Au moment même où l’on aurait pu croire réalisés les grands projets collectifs de la Révolution tranquille, voici que partout on observe des ratages. Notre système d’éducation montre des failles de plus en plus évidentes : l’enseignement du français est déficient ; personne ne sait au juste quelles sont les fins propres des Cégeps ; l’université s’inquiète davantage de ses ressources financières que de la qualité de ses apprentissages, l’enseignement étant devenu le parent pauvre de la recherche. Tout le système souffre d’une carence évidente pour ce qui est des mécanismes d’évaluation ; de sorte que les critiques occasionnelles, faute d’appuis dans de solides examens, sont vite récusées. Notre réseau de santé et d’assistance est complexe ; là encore, qu’il s’agisse des salles d’urgence ou des prestations d’aide sociale, en passant par les garderies, on ne parvient pas à remédier aux carences criantes. Les coûts augmentent, sans que l’on puisse prévoir comment nous arriverons à répondre adéquatement aux besoins d’une population vieillissante.

Pendant que l’on s’interroge ainsi sur les possibilités de colmater les brèches des grandes entreprises des années 1960, de nouveaux [52] défis surgissent. Les conflits ethniques, la dénatalité, le chômage des jeunes : la liste est longue. Plus profondément, nous assistons à la consolidation de deux sociétés. On a parlé de « deux Québec » à propos des inégalités régionales grandissantes. On admettra que le problème est plus grave encore si on observe le clivage entre une société bien pourvue en revenus et en privilèges corporatifs et une autre société où l’emploi est épisodique, le syndicalisme absent, la dépendance quotidienne.

Tout se passe comme si nous ne pouvions plus assumer ces graves interrogations dans de nouveaux projets collectifs. En substitut, règne ce que j’ai appelé l’idéologie de la gestion. Administrer est la grande préoccupation de l’État, des responsables des grandes institutions publiques aussi bien que du plus modeste des experts. Cette idéologie gagne la jeunesse : nos universités regorgent de candidats aux programmes très variés qui préparent à l’administration (il vaut mieux dire, à la régulation) de la société.

En complément, une autre idéologie se manifeste au grand jour : celle du bien-vivre et de l’épanouissement individuel.
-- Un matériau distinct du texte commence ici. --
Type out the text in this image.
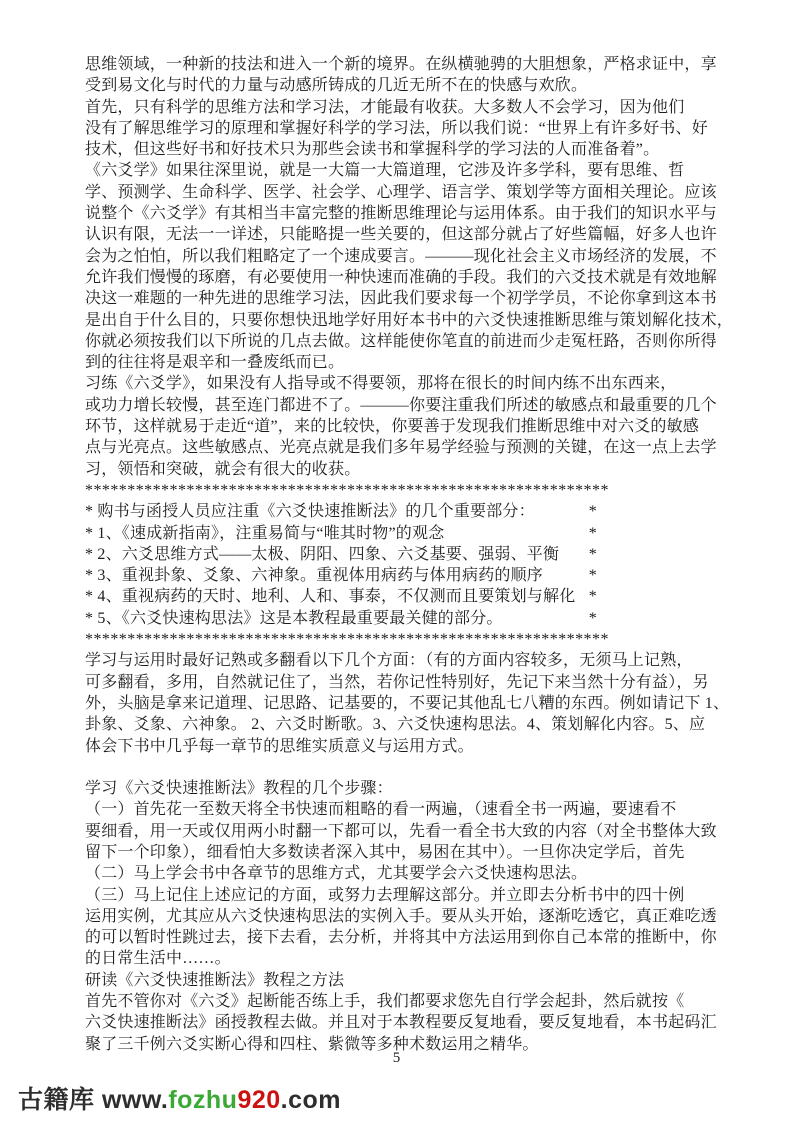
思维领域，一种新的技法和进入一个新的境界。在纵横驰骋的大胆想象，严格求证中，享
受到易文化与时代的力量与动感所铸成的几近无所不在的快感与欢欣。
首先，只有科学的思维方法和学习法，才能最有收获。大多数人不会学习，因为他们
没有了解思维学习的原理和掌握好科学的学习法，所以我们说：“世界上有许多好书、好
技术，但这些好书和好技术只为那些会读书和掌握科学的学习法的人而准备着”。
《六爻学》如果往深里说，就是一大篇一大篇道理，它涉及许多学科，要有思维、哲
学、预测学、生命科学、医学、社会学、心理学、语言学、策划学等方面相关理论。应该
说整个《六爻学》有其相当丰富完整的推断思维理论与运用体系。由于我们的知识水平与
认识有限，无法一一详述，只能略提一些关要的，但这部分就占了好些篇幅，好多人也许
会为之怕怕，所以我们粗略定了一个速成要言。―――现化社会主义市场经济的发展，不
允许我们慢慢的琢磨，有必要使用一种快速而准确的手段。我们的六爻技术就是有效地解
决这一难题的一种先进的思维学习法，因此我们要求每一个初学学员，不论你拿到这本书
是出自于什么目的，只要你想快迅地学好用好本书中的六爻快速推断思维与策划解化技术，
你就必须按我们以下所说的几点去做。这样能使你笔直的前进而少走冤枉路，否则你所得
到的往往将是艰辛和一叠废纸而已。
习练《六爻学》，如果没有人指导或不得要领，那将在很长的时间内练不出东西来，
或功力增长较慢，甚至连门都进不了。―――你要注重我们所述的敏感点和最重要的几个
环节，这样就易于走近“道”，来的比较快，你要善于发现我们推断思维中对六爻的敏感
点与光亮点。这些敏感点、光亮点就是我们多年易学经验与预测的关键，在这一点上去学
习，领悟和突破，就会有很大的收获。
**************************************************************
* 购书与函授人员应注重《六爻快速推断法》的几个重要部分：	*
* 1、《速成新指南》，注重易简与“唯其时物”的观念	*
* 2、六爻思维方式――太极、阴阳、四象、六爻基要、强弱、平衡 *
* 3、重视卦象、爻象、六神象。重视体用病药与体用病药的顺序	*
* 4、重视病药的天时、地利、人和、事泰，不仅测而且要策划与解化 *
* 5、《六爻快速构思法》这是本教程最重要最关健的部分。	*
**************************************************************
学习与运用时最好记熟或多翻看以下几个方面：（有的方面内容较多，无须马上记熟，
可多翻看，多用，自然就记住了，当然，若你记性特别好，先记下来当然十分有益），另
外，头脑是拿来记道理、记思路、记基要的，不要记其他乱七八糟的东西。例如请记下 1、
卦象、爻象、六神象。 2、六爻时断歌。3、六爻快速构思法。4、策划解化内容。5、应
体会下书中几乎每一章节的思维实质意义与运用方式。
学习《六爻快速推断法》教程的几个步骤：
（一）首先花一至数天将全书快速而粗略的看一两遍，（速看全书一两遍，要速看不
要细看，用一天或仅用两小时翻一下都可以，先看一看全书大致的内容（对全书整体大致
留下一个印象），细看怕大多数读者深入其中，易困在其中）。一旦你决定学后，首先
（二）马上学会书中各章节的思维方式，尤其要学会六爻快速构思法。
（三）马上记住上述应记的方面，或努力去理解这部分。并立即去分析书中的四十例
运用实例，尤其应从六爻快速构思法的实例入手。要从头开始，逐渐吃透它，真正难吃透
的可以暂时性跳过去，接下去看，去分析，并将其中方法运用到你自己本常的推断中，你
的日常生活中……。
研读《六爻快速推断法》教程之方法
首先不管你对《六爻》起断能否练上手，我们都要求您先自行学会起卦，然后就按《
六爻快速推断法》函授教程去做。并且对于本教程要反复地看，要反复地看，本书起码汇
聚了三千例六爻实断心得和四柱、紫微等多种术数运用之精华。
5
古籍库 www.fozhu920.com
Les signes en sont perceptibles au Québec comme dans tout l’Occident : la préoccupation pour la santé, la beauté, le souci de garder le plus longtemps possible les allures de la jeunesse avec, en contrepartie, la crainte de la vieillesse et la dissimulation de la mort ; la poursuite de la performance, au mépris souvent de la valeur des objectifs poursuivis ; le culte du plaisir raffiné, avec le refus de la passion compromettante ; la recherche de l’équilibre psychique, dans les panoplies des thérapies de toutes espèces ; le refoulement de l’angoisse et de la culpabilité, génératrices de conscience de soi et de questionnement sur les valeurs. On ne se surprend pas que, dans ce contexte, les droits de la personne soient conçus comme des privilèges individuels, que les pauvres soient considérés comme des paresseux ou des incapables, que les idéologies qui poussent sur ces aspirations ne dérangent guère les privilèges des castes anciennes ou nouvelles.

Cette double voie que me paraissent prendre actuellement les idéologies nous indique, une fois de plus, la nature du travail de l’interprétation sociale que les idéologies engendrent. D’un côté, elles mettent à jour les idéaux officiellement permis et consacrés ; les idéologies font voir. D’un autre côté, elles dissimulent. On a beaucoup vilipendé les censeurs des temps anciens, qui réprimaient la parole ne portant pas leur estampille. Les censeurs existent [53] toujours, même s’ils ont changé de costume et si leur magistère se réclame d’autres justifications. Chaque société, quels que soient sa forme et son visage, met en scène des vérités et des idéaux et rejette dans les coulisses ce qu’il ne convient pas d’éclairer.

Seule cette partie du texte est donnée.